Household debt in the U.S. approached $17 trillion at the end of 2022, a new record, according to the Federal Reserve Bank of New York.

On its own debt is not necessarily a bad thing because not all debt is bad debt which traps workers in a financial abyss. Mortgages for example which make up the majority of the debt can be catalysts for wealth creation.

But credit card balances grew at a record rate in the quarter and delinquencies also rose as workers battled the two-headed monster of rising inflation and interest rates.

This rising household debt is a growing problem for employers because of the connections among financial health, worker productivity, stress, mental health, physical health, and organizational success.

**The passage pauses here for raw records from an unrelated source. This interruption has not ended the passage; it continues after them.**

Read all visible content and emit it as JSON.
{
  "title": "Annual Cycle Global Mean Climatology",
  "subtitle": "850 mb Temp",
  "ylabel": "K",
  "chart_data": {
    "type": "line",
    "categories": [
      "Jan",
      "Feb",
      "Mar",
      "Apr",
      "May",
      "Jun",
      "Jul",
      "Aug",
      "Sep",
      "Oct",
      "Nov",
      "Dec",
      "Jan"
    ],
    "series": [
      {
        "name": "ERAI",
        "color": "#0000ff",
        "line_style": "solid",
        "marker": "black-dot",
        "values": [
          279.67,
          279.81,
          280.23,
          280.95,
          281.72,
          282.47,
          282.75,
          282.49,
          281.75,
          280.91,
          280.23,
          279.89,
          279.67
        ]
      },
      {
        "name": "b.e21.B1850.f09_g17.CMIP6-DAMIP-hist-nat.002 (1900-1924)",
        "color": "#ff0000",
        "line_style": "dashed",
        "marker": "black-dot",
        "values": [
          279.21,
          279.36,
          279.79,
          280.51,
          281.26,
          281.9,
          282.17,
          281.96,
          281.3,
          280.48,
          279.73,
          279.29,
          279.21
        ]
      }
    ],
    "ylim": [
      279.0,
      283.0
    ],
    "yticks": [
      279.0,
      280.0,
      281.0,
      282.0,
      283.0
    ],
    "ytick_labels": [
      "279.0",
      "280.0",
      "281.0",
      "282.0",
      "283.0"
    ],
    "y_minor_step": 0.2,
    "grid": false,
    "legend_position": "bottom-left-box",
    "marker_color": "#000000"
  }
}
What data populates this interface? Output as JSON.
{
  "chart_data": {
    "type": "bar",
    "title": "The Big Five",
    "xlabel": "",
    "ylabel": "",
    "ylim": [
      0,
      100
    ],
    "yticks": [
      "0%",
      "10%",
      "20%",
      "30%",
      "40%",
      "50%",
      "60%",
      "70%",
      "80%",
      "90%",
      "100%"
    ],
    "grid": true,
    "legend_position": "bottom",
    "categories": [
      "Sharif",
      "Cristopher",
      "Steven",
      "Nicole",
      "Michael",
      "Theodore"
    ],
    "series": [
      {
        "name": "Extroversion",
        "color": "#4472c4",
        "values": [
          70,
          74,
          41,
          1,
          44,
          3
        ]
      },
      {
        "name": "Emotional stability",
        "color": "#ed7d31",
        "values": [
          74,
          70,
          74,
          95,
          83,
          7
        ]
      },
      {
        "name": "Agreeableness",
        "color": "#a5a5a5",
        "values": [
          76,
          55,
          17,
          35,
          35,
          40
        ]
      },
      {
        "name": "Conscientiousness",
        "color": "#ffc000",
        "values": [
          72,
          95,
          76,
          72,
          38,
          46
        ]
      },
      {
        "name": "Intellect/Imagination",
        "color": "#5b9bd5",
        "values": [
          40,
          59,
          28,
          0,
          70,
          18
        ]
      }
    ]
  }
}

To help solve it, this Mental Health Awareness Month, employers should incorporate Personal Financial Coaching into their mental health benefits.

Financial Health is Mental Health

The majority of U.S. workers are now stressed about money. When workers are stressed out, it takes a toll on their mental and physical health and their productivity drops. Your business or organization suffers.

A recent paper in the Journal of Family and Economic Issues underscores the significant connection between financial health and mental health:

“…higher financial worries were significantly associated with higher psychological distress…The findings suggest that accessible financial counseling programs and public health intervention programs are needed to mitigate financial worries and its negative influences on overall psychological health, with greater attention devoted to vulnerable populations.”

And “Organizational Best Practices Supporting Mental Health in the Workplace” in the Journal of Occupational and Environmental Medicine sums up the astronomical costs of poor mental health:

“The debilitating effects of poor mental health go beyond the direct costs of treatment and include even larger indirect costs related to lost productivity, such as through absenteeism and presenteeism…indirect costs incurred from absenteeism and presenteeism were estimated to be $1.7 trillion annually in 2010 and direct costs added an additional $0.8 trillion, with these costs expected to double by 2030.”

That’s a lot.

So, what’s an employer to do?

Personal Financial Coaching is a Mental Health Benefit

“Given the connection between financial wellness and mental health, employers should consider offering financial coaching alongside their mental health resources,” says PwC’s Employee Financial Wellness Survey 2022.

That’s great advice from our totally disinterested, entirely objective, point of view as a provider of world-class Personal Financial Coaching.

A majority of employers have enhanced their mental health benefits since the beginning of the pandemic. 53% of them added mental health programs per PwC’s Health and Well-being Touchstone Survey, while nearly 40% of them expanded access to mental health services, according to Kaiser Family Foundation’s 2021 Employer Health Benefits Survey. This is welcome news for employees and smart business for employers.

By expanding mental health benefits to include Financial Coaching, employers help employees with their financial and mental health while strengthening your organizations.

You also differentiate yourself as an employer in the battle for talent, where employees are seeking comprehensive benefits that address their growing needs for financial and mental health solutions amidst record debt levels.

Indeed, 97% of employees think employers should work to improve their mental health and 68% want financial wellness benefits like Financial Coaching to manage and avoid debt, per PwC. This Mental Health Awareness Month, it’s time to give them what they want, for your employees, and for your organization.